Bref, le CRA reprend son fonctionnement habituel. Certains CRA se remplissent même ces derniers temps : au Mesnil-Amelot, une dizaine de personnes arrive chaque jour. Du coup, le bâtiment 12 a été rouvert et ils sont maintenant de nouveau à 3 ou 4 par chambre ; à Vincennes chaque jour il y a, à nouveau, plus d’arrivées que de libérations.
Ce sont toujours les mêmes personnes qui subissent les contradictions d’un État raciste : à la fois obligées de travailler pendant cette période alors que la plupart de la population est confinée, et ciblées par les contrôles récurrents, par la répression et par l’enfermement.
Sur les soins et l’hygiène
Comme on l’a déjà dit plus haut, les prisonnier·ère·s font déjà face en temps normal aux refus de soins voire à des ruptures de traitement, désormais c’est pire encore. Beaucoup de personnes enfermées en ce moment ont des états de santé considérés à risque (cancer, diabètes, etc.) et ne bénéficient pourtant d’aucune protection particulière.

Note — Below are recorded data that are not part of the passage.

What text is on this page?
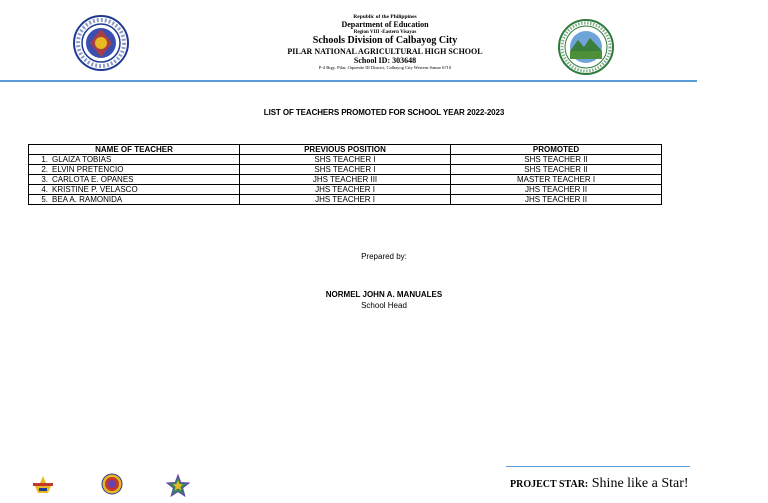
Republic of the Philippines
Department of Education
Region VIII -Eastern Visayas
Schools Division of Calbayog City
PILAR NATIONAL AGRICULTURAL HIGH SCHOOL
School ID: 303648
P-4 Brgy. Pilar, Oquendo III District, Calbayog City Western Samar 6710
LIST OF TEACHERS PROMOTED FOR SCHOOL YEAR 2022-2023
NAME OF TEACHER	PREVIOUS POSITION	PROMOTED
1. GLAIZA TOBIAS	SHS TEACHER I	SHS TEACHER II
2. ELVIN PRETENCIO	SHS TEACHER I	SHS TEACHER II
3. CARLOTA E. OPANES	JHS TEACHER III	MASTER TEACHER I
4. KRISTINE P. VELASCO	JHS TEACHER I	JHS TEACHER II
5. BEA A. RAMONIDA	JHS TEACHER I	JHS TEACHER II
Prepared by:
NORMEL JOHN A. MANUALES
School Head
PROJECT STAR: Shine like a Star!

Actuellement au Mesnil-Amelot, un retenu qui a la maladie de Charcot a été enfermé entrainant une interruption brutale de ses traitements quotidiens. Il avait obtenu du juge une remise de peine pour ses 3 derniers mois de prison suite à un examen à l’hôpital de Fresnes qui le jugeait particulièrement à risque en cas de contamination. Alors que des matons l’ont encouragé à appeler sa famille pour venir le chercher à la sortie, il se retrouve face aux flics de la PAF et transféré directement au CRA. À l’audience JLD (juge des libertés et de la détention) il a été prolongé sous prétexte qu’il n’avait pas de certificat médical, audience à laquelle il n’était pas présent ni au téléphone ni en visioconférence. On développe ici un cas, mais cette situation n’a rien d’une exception.

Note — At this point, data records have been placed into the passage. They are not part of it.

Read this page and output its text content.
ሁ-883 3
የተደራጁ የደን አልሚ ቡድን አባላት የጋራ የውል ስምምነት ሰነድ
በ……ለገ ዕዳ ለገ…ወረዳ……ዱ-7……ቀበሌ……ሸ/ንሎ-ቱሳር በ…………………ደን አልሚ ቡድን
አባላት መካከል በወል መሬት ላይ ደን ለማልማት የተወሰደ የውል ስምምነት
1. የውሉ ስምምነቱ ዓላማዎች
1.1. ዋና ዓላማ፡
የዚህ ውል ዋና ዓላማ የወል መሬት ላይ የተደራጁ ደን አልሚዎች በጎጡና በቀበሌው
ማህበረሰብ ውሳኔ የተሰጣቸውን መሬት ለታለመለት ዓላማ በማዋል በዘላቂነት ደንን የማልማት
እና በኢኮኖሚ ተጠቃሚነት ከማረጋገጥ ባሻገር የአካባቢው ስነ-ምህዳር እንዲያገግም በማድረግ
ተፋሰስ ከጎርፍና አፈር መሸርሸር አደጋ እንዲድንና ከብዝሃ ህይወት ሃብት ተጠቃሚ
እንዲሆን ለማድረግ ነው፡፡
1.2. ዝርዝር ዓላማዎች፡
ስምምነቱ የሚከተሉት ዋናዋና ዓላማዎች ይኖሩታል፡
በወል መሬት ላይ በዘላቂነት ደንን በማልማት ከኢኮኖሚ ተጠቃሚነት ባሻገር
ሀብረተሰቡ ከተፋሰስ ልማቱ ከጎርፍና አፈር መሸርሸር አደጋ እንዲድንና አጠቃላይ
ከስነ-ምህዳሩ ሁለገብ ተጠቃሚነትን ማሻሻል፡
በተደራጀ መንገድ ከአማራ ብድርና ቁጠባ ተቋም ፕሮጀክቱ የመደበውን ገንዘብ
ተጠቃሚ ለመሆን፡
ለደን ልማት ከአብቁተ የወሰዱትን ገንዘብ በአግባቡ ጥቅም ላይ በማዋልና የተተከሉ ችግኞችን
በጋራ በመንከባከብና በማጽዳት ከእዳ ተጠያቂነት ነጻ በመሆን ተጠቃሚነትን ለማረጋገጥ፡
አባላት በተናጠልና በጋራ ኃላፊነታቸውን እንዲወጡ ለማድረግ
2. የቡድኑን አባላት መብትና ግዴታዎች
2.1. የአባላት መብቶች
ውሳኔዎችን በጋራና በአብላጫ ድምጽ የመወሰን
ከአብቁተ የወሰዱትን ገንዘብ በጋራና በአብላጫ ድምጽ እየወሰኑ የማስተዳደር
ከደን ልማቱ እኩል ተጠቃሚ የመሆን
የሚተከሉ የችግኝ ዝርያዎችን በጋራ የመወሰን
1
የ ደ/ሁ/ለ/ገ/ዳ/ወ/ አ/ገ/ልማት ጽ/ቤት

Les prisonniers enfermés n’ont pas accès à des tests, mais pour autant sont prolongés, car les juges considèrent qu’il n’y a pas de risque de contamination. C’est carrément du foutage de gueule : dans les CRA les mesures sanitaires ne sont pas respectées du tout.
Les conditions d’hygiène sont désastreuses, comme le confirment des photos sorties du CRA de Lille. Ou encore, à Oissel la semaine dernière tous les retenus étaient cloués au lit, sans aération des chambres, sans aucune protection, sans informations.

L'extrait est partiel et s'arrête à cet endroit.